Elections have consequences – The Sopris Sun

Editor’s note: Every summer, Ken Pletcher wrote a letter to readers of the Michigan Sopris Sun. Here is letter number four.

Hello again from the southeast shore of beautiful Lake Michigan, part of a region sometimes referred to as America’s Third Coast. I had planned to write in this fourth letter about our immediate neighbors behind our cottage, the Prairie Club, and its legacy of conservation and land stewardship, like so many organizations in the Roaring Fork Valley.

But that will have to wait until another time. With the election looming, Michigan will be one of several states that will be crucial in deciding who our next president will be. That seemed like a more pressing issue.

I first voted in the 1972 presidential election and have done so in virtually every election campaign since then (federal, state, and local), including by mail when I was in school in Japan in 1976. I consider it my duty as a citizen to do so, even if I am sometimes not so enthusiastic about the candidates. Not voting means someone else will decide who will govern you. And that can have consequences.

Michigan—particularly heavily Democratic Detroit—learned this in 2016, when Donald Trump defeated Hillary Clinton by fewer than 12,000 votes (out of nearly 4.8 million cast). In Wayne County (which includes Detroit and its western suburbs), thousands of residents either did not vote at all, or when they did, they voted for a third-party candidate, or simply did not vote for any presidential candidate.

That this made a difference in the state’s voter turnout is evident in the 2020 results, when Joe Biden defeated Trump here by more than 150,000 votes, most of which came from significantly higher turnout in Wayne County. One Detroit resident said in an interview before the 2020 election that she had “learned her lesson” and was voting for Biden, a sentiment apparently shared by many fellow Detroiters.

It’s unclear how Michigan (and Detroit) residents will vote this year, but Michigan will once again be a crucial swing state that will affect the outcome. A poll of 1,000 Detroiters in April found that while the vast majority of them plan to vote, about 13 percent said they probably wouldn’t; Hispanics made up the bulk of the latter group, “often citing that their vote doesn’t count and that they’re unhappy with the candidates,” according to the report.

On another level, Michigan has long been known for its far-right and paramilitary groups. In the 1970s, it was one of the centers of the so-called Posse Comitatus groups and, from the mid-1990s, of organizations such as the Wolverine Watchmen. The Oklahoma City bombers are said to have visited one of these groups shortly before their attack in 1995.

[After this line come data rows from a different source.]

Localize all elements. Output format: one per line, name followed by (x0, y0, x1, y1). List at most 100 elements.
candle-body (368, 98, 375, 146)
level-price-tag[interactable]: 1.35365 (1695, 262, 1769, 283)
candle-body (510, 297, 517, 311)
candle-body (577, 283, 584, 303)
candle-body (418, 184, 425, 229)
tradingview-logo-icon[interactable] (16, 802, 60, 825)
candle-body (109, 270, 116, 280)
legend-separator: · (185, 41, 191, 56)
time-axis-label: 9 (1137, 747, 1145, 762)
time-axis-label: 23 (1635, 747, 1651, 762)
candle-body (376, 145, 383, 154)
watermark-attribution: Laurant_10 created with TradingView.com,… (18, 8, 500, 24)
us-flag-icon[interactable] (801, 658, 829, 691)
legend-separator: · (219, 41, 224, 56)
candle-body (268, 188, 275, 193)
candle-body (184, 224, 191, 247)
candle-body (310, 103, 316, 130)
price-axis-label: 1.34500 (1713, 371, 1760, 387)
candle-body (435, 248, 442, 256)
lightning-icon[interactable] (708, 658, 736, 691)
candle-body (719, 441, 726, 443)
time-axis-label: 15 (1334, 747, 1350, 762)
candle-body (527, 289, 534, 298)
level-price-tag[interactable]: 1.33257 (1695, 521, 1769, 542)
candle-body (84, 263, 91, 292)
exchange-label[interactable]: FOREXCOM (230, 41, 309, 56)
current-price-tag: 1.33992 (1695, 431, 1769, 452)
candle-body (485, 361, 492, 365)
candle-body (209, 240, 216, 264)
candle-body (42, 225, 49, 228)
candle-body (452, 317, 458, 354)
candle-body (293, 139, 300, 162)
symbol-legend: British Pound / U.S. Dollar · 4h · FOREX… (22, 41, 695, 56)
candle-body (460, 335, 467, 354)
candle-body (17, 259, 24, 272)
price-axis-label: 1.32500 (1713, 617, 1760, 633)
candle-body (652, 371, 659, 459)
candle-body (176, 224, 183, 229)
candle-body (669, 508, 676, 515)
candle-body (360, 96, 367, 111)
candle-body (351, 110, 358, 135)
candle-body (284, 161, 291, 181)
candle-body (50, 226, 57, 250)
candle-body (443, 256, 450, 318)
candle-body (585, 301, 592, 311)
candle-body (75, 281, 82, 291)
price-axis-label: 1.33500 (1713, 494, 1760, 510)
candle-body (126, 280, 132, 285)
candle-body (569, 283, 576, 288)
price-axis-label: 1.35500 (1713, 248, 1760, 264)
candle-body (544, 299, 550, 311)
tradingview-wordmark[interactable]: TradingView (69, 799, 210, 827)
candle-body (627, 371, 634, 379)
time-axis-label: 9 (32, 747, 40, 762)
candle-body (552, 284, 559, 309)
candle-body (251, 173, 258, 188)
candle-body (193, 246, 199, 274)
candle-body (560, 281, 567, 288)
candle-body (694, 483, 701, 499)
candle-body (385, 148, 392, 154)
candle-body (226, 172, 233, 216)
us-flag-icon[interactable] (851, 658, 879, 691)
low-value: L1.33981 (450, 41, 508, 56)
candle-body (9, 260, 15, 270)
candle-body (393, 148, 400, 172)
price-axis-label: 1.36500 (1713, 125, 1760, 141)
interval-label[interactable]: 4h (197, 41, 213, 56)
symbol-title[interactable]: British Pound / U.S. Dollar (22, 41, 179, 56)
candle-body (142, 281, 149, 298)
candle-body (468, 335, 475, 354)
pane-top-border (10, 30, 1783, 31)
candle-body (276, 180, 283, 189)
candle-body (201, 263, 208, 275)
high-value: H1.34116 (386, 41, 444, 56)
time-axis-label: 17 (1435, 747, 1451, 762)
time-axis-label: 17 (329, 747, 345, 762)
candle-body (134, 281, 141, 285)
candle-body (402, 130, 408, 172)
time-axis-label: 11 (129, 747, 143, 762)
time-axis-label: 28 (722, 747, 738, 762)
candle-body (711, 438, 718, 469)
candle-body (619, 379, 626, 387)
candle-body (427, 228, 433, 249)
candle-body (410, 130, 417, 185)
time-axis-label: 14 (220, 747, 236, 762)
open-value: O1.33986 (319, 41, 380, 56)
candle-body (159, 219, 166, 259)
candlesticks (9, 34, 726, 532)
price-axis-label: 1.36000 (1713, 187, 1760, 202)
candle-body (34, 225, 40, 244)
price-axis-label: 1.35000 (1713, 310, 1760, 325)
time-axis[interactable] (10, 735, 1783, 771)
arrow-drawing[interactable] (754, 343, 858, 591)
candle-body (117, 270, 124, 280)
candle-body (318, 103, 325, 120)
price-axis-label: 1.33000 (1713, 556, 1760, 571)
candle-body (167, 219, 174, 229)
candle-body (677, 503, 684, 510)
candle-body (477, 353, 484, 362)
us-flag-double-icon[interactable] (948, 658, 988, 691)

Members of the Watchmen were involved in a plot to kidnap (and possibly murder) Michigan Governor Gretchen Whitmer in 2020. Several of them were tried and convicted of various crimes and sentenced to prison. About two dozen Michiganders have been charged in connection with the January 6 insurrection at the U.S. Capitol.

Federal prosecutor Jack Smith, in his indictment of Trump for alleged attempts to tamper with the 2020 election, placed Michigan at the “epicenter” of the plot. One of the more dramatic components of that plot was a list of “fake” Republican electors from Michigan who unsuccessfully attempted to replace the duly elected Democratic electors in December 2020. All but one (who cooperated with prosecutors) have been charged with multiple crimes and are now awaiting trial.

I find these and similar actions across the country deeply disturbing, especially with the 250th anniversary of our nation’s founding just two years away. At the Prairie Club’s annual Independence Day celebration, a member reads the Declaration of Independence. When I listened to it this year, I was struck by how some of the “injuries and usurpations” leveled at George III felt like they could have been aimed at Trump—and judging by the murmurings in the crowd, others apparently did, too.

We have faced and overcome serious threats to our country’s existence before, and I believe we now face another. Can our democracy prevail again? I want to believe so, but I am more afraid than ever. I urge people to vote – in Michigan, in Colorado, everywhere – and I sincerely hope that we do so with the common good for all of us in mind.